Knowledge of data helps you ask appropriate questions and derive insights from big data, it teaches you how to manipulate data sets and allows you to gain the skill of visualization of your own findings in a convincing manner. A well-designed course trains you about how to handle data science tools. The tools which build the foundation are Mathematical tools and computational tools. The in-depth understanding of these tools and proficiency in handling these tools helps one in suggesting data-driven solutions in the business.
Mathematical and applied are two aspects and to learn data science, one has to gain an understanding of both of these aspects. Probability, statistics, and machine learning come under the scope of Mathematical aspect while applied aspects help you gain knowledge of data science, languages which includes Python, MATLAB, JAVA, SQL. It also helps gives you an understanding of the usage of the specific toolkit. The applied aspects let you into the real data world. Training in a data science course gives you expertise in the collection of big data as well as its analysis and cleansing. This training assists you in executing analysis of big data on a large scale. It also trains you on how to communicate your findings in a compelling manner.

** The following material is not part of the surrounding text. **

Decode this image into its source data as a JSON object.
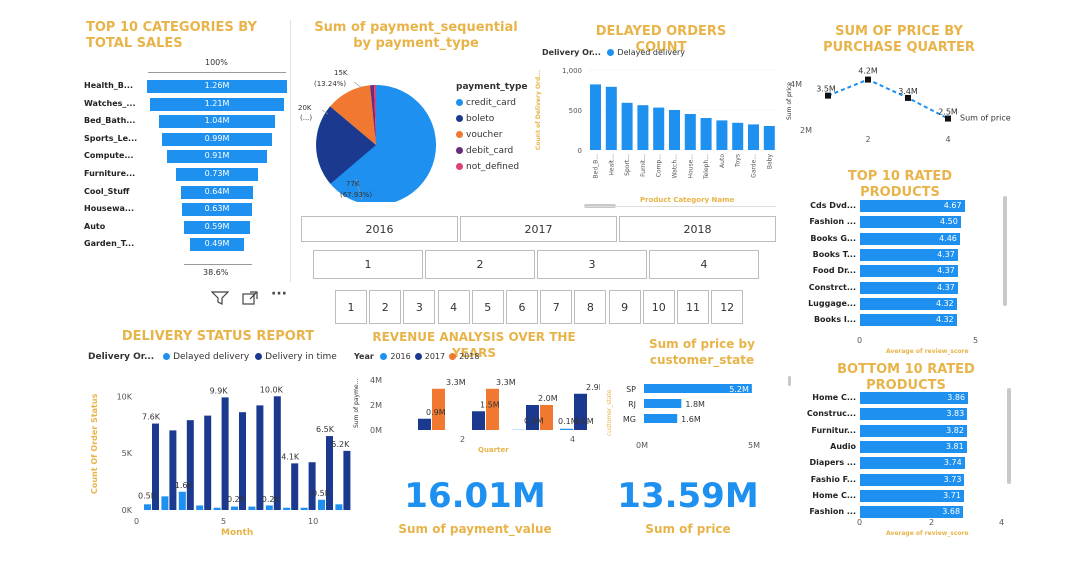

The term which shares a very close association with data science is Machine learning. Machine learning deals with algorithms to draw patterns out of data and to make predictions. For this purpose of making predictions and drawing out patterns, machine learning employed methods of data modeling. While making predictions, machine learning trains predictive models by making use of tagged data. The awareness of ground truth gives rise to observations which qualify themselves as tagged data. This task of making prediction includes training of models to enable them on how to prefigure the unknown data from tagged data. The training of models can be done by employing various methods. While some of these methods are simple, like regression, the others are complex, like neural nets. While discovering patterns out of data, machine learning tries to look for some patterns or search for some data associations in a situation where tagged data is absent. While there are more categories to machine learning, these two comprises of the core categories.